第一章:雨上がりの路地裏
あの日、私は家出した。
家のことも、学校のことも、もう全部うんざりだった。
靴が水を吸って冷たくなってきた頃、私はいつの間にか――知らない路地に迷い込んでいた。
昭和の香りがする、どこか古びた街。
裸電球が吊られた小さな食堂、看板の文字が薄れた駄菓子屋、そして奥へと続く石畳の路地。
「……ここ、どこ?」
そう呟いた瞬間、向こうの影から、ひとりの少年が現れた。
赤い狐のお面をつけた、白い着物姿の少年。
その目だけが、お面の奥からこちらをじっと見つめていた。
第二章:狐面の少年
「君、ここに来ちゃいけなかったのに」
少年は静かにそう言った。
口調は柔らかいけれど、どこか冷たい風のような響きを持っていた。
「ここは“帰れなくなった人たち”の街なんだよ」
彼は私に「ユウ」と名乗った。
ユウはこの世界――“迷い町”と呼ばれる場所の案内人であり、守り手なのだという。
“迷い町”には、何かから逃げたくて迷い込んだ人だけが辿り着ける。
でも一度足を踏み入れると――簡単には帰れない。
第三章:記憶と灯り
ユウは私をいくつかの場所に連れて行ってくれた。
浴衣姿の子供たちが紙風船で遊ぶ通り。
夕焼け色の空の下で、線香花火が消えるのをじっと見つめる老婆。
そして、時間が止まったように動かない時計屋の前。
どこも静かで、少し寂しくて、でも優しかった。
「どうして君は、ここにいるの?」
そう聞くと、ユウは少し笑って言った。
「僕も、迷ったんだ。
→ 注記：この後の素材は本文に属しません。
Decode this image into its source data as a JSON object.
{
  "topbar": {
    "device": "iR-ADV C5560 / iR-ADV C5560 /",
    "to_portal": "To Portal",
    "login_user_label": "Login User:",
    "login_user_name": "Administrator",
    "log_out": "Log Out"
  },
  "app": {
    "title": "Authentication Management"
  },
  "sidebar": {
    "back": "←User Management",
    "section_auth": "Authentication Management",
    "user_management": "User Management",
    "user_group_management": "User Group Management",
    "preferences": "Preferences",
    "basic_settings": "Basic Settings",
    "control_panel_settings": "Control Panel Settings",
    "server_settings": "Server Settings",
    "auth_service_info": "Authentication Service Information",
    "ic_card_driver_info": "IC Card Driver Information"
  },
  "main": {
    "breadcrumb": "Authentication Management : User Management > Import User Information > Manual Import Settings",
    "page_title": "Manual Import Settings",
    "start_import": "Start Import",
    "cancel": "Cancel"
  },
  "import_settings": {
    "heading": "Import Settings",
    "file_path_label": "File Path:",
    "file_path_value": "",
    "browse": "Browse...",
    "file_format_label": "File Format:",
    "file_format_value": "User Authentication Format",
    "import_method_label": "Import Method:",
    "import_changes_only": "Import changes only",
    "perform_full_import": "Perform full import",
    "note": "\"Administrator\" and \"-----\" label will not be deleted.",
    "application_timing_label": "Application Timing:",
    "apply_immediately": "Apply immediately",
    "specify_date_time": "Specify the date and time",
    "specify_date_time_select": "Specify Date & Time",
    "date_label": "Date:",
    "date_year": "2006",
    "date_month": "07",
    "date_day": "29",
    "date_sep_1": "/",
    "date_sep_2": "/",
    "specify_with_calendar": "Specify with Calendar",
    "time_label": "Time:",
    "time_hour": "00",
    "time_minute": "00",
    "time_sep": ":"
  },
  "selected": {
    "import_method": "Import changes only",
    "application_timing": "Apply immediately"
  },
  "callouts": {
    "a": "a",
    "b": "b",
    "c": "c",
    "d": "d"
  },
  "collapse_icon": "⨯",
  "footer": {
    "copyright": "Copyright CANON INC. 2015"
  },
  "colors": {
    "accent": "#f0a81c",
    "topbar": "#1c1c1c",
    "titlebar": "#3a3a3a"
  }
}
とても昔に」
第四章:帰る方法
迷い町に来た者が現実に帰るためには、
「心に灯りをともすこと」が必要らしい。
「君がいちばん大切なものを思い出せたら、道はきっと開くよ」
だけど、私には思い出せなかった。
逃げてきた理由も、戻るべき場所も、全部ぼやけていたから。
「……もう、帰れなくてもいいかも」
ぽつりとそう言ったとき、ユウの表情が曇った。
「それはダメだよ。ここに居すぎると、君は本当に“影”になってしまう」
第五章:夜祭りの火
ある晩、町に「幻の夜祭り」が始まった。
それは、年に一度、迷い町に“帰れる人”が現れるときにだけ開かれるという。
提灯の明かり、和太鼓の音、遠くから響く歌声――
でも、町の人々は一様に俯き、誰も笑っていなかった。
私は、ユウの手を握って言った。
「お願い、連れてって。帰る道があるなら、行ってみたい」
ユウは少し黙って、それからゆっくりうなずいた。
「君の灯りは、ちゃんとともってる。……僕が最後まで、見届けるよ」
最終章:別れの朝
町を出る小さな鳥居の前で、ユウは立ち止まった。
「ここを抜けると、全部忘れちゃうよ。僕のことも、迷い町のことも」
私は涙がこぼれそうになるのを我慢して、ユウの狐面に手を伸ばした。
その奥に見えたのは、どこか悲しげで、それでも優しい少年の目。
「忘れても……ありがとう」
そう言って、私は鳥居をくぐった。
エピローグ
目が覚めた時、私は駅のベンチに座っていた。
夏の終わり、朝の空は少しだけ肌寒い。
鞄の中には、見覚えのない狐の小さなお守りが入っていた。
私は立ち上がり、歩き出す。
心の中に、小さな灯りをともして――。